La tasa de ocupación en hogares de ancianos en el cuarto trimestre de 2020 fue del 75 por ciento, 11 puntos porcentuales menos que en el primer trimestre, según el Centro Nacional de Inversiones para Vivienda y Cuidado de Personas Mayores, un grupo de investigación. El cambio puede no ser permanente, pero esto está claro: a medida que se acelera el envejecimiento de la nación, la mayoría de las comunidades deben hacer mucho más para ser amigables con las personas mayores, dijo Jennifer Molinsky, investigadora asociada principal del Centro Conjunto de Estudios de Vivienda de Harvard. .

“Se trata de todos los servicios a los que las personas pueden acceder, ya sea la accesibilidad y asequibilidad de la vivienda, o el transporte y los apoyos que se pueden brindar en el hogar”, dijo.

Pero hay obstáculos para aquellos que desean permanecer fuera de una instalación, informa Mark Miller para The New York Times:

  • Una gran escasez de viviendas adaptadas a las personas mayores en los Estados Unidos presentará problemas para las personas mayores que deseen permanecer en sus hogares. Para 2034, el 34 por ciento de los hogares estarán encabezados por alguien mayor de 65 años, según el centro de Harvard. Sin embargo, en 2011, solo el 3,5 por ciento de los hogares tenían viviendas de un solo piso, entrada sin escalones y pasillos y puertas extra anchas para el acceso de sillas de ruedas, según las últimas estimaciones de Harvard.
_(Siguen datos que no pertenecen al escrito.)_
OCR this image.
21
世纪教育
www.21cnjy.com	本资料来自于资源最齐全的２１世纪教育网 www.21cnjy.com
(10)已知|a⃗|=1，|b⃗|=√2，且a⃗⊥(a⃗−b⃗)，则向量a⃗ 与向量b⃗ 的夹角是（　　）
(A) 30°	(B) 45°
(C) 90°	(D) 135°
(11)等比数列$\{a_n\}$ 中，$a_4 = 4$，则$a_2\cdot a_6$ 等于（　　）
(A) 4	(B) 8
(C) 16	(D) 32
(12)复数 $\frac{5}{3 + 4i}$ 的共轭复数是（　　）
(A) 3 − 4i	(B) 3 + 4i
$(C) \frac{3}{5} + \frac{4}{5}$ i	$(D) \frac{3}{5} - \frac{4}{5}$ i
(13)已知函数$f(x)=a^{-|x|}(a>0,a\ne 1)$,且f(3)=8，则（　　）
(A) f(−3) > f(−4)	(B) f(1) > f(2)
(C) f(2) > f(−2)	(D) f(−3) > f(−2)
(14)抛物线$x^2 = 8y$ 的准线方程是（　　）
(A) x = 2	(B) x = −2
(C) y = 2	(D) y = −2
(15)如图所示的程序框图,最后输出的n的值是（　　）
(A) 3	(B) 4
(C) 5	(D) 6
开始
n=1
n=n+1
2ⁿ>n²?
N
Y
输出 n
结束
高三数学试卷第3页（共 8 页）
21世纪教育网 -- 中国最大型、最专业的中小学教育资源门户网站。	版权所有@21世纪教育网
  • Medicare no paga la mayoría de los servicios de atención a largo plazo, independientemente de dónde ocurran; El reembolso se limita a los primeros 100 días de una persona en un centro de enfermería especializada. Medicaid, que cubre solo a personas con ingresos muy bajos, ha sido durante mucho tiempo el mayor financiador de atención a largo plazo del país. Desde su inicio, se requirió que el programa cubriera la atención en centros de enfermería, pero no en el hogar o en un entorno comunitario. “Hay un sesgo hacia las instituciones”, dijo Judith Solomon, investigadora principal especializada en salud en el Centro de Prioridades Presupuestarias y Políticas.